Restaurants of Niagara has two golden rules: Be kind and be courteous. No hate speech or bullying. “Negativity doesn’t help anyone,” Morgenstern says. “We’ve been very strict with that when it happens. We remind them to take it up with the restaurant directly.”

Online reviews

For Zappitelli, the forum represents a welcome oasis of positivity in the often harsh world of online reviews. The owner-operator is concerned about a specific practice he sees as damaging and widespread online that risks painting all restaurants with the same brush.

“People who self-review over and over again or have friends inundate websites with reviews – it’s dirty pool and the public catches on to this,” he says. “If pizzerias get a bad name, we all suffer. We can make ourselves busy for a week but it won’t last.”

He doesn’t have an easy solution to the problem. “I don’t want to go to war with someone online. What it comes down to is that restaurants have to be on the same platform of quality and service: Take your hits, make your product better, listen to your customer,” he says. “It’s a community effort, the restaurant business. We all have to succeed.”

That’s why he likes the positive tone of the RON posts.

Morgenstern suggests operators post about their specials, their ingredients and prepping a meal in the kitchen. His favourite post on the site is a glowing description by Zappitelli of what he misses about dining at local restaurants Carpaccio’s, Taris on the Water and Strada West. “It’s been great to see the restaurants connect with each other and promoting each other,” he says.

Morgenstern uses the page to promote charitable causes such as Community Care food bank for whom they raised thousands through a campaign sponsored by his winery and another business, BarterPay, that featured t-shirts bearing the cheeky slogan “WTF (Where’s the Food) Niagara?”
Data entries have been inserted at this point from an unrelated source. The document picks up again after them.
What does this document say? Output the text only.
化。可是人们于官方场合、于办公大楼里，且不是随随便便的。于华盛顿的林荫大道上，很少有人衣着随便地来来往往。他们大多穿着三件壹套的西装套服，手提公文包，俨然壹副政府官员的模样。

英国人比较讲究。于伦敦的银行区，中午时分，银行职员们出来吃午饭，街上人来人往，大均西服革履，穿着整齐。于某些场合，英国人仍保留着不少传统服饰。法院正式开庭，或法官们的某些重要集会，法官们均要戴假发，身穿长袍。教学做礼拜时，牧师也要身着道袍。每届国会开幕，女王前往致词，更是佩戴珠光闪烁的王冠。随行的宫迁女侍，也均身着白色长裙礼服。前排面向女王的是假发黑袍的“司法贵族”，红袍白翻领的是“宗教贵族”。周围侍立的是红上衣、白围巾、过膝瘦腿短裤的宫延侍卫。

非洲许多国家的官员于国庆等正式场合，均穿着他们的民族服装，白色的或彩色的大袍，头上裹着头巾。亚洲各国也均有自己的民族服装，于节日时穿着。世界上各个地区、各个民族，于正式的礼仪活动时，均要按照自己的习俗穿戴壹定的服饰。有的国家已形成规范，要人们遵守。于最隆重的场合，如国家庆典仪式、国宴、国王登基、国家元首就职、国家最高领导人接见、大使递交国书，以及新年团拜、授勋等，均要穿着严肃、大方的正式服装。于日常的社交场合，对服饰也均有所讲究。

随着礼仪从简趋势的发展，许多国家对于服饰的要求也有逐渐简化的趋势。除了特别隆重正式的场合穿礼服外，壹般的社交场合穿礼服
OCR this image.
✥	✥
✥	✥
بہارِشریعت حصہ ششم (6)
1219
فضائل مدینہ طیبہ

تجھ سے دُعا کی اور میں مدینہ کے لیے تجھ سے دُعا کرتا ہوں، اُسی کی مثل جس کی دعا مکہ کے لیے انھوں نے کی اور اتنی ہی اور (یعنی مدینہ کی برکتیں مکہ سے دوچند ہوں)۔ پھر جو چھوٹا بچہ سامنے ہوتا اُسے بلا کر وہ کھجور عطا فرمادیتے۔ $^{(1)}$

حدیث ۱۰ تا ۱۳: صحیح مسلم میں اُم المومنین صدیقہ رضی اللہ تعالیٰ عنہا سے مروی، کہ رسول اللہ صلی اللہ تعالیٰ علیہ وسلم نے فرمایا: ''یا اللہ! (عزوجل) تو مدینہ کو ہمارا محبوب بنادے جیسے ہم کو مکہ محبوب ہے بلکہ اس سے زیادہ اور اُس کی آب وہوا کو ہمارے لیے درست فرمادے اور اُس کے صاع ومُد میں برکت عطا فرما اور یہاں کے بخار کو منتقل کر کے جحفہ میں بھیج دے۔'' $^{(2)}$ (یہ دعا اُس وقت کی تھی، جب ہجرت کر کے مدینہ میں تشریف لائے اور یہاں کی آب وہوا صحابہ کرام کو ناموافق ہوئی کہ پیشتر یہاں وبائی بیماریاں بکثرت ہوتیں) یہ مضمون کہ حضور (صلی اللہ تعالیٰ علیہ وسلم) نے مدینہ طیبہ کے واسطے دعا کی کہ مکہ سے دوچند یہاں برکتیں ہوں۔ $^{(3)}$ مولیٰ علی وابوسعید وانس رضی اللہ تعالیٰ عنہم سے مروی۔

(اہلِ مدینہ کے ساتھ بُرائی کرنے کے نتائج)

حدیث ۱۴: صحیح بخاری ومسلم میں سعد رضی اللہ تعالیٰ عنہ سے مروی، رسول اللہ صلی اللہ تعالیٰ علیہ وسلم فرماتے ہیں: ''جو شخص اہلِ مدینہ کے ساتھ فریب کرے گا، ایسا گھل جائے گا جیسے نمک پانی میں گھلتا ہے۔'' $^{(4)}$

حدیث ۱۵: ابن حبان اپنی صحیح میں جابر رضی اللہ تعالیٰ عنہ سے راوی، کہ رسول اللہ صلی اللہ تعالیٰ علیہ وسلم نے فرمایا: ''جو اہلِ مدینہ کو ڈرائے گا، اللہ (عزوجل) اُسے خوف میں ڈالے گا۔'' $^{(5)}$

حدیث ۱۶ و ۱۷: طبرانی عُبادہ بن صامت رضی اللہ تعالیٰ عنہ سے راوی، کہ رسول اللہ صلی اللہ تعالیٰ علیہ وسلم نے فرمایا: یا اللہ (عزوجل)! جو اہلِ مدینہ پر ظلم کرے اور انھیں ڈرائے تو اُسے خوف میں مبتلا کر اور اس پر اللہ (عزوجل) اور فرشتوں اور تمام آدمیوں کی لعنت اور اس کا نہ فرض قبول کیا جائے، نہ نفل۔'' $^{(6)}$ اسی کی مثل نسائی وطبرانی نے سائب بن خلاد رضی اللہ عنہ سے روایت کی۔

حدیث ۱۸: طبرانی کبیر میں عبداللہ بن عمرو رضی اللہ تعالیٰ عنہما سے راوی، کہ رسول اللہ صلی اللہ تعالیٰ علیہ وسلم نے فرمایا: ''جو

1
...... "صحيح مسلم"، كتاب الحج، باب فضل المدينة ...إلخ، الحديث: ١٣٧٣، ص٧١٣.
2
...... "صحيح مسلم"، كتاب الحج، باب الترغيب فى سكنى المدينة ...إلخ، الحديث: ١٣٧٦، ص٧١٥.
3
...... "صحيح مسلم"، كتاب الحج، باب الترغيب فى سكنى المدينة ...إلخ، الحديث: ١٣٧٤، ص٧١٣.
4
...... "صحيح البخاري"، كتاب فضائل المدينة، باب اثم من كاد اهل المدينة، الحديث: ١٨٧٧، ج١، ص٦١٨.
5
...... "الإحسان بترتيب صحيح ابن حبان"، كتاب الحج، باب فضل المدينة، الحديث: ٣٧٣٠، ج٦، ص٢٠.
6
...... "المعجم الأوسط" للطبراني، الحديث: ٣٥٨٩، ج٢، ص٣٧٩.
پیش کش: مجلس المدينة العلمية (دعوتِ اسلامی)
At the moment, he is happy to promote the award-winning winery indirectly through such activities as a video he made to help restaurants with marketing.

Marketing tips for pizzerias

Both businessmen have advice for pizzerias doing their own marketing. Zappitelli says, “No single demographic is going to make you busy. Every marketing angle is important.”

Morgenstern agrees interaction is key: “I ask restaurants, can you tell me how much you’ve lost by not being on social media? If you don’t have a Facebook account, don’t pay someone – learn it yourself. Post real content and learn a little more about it every day. If you’re not interacting with customers, you’re missing out massively. Just ask one of these restaurants who have got really busy.”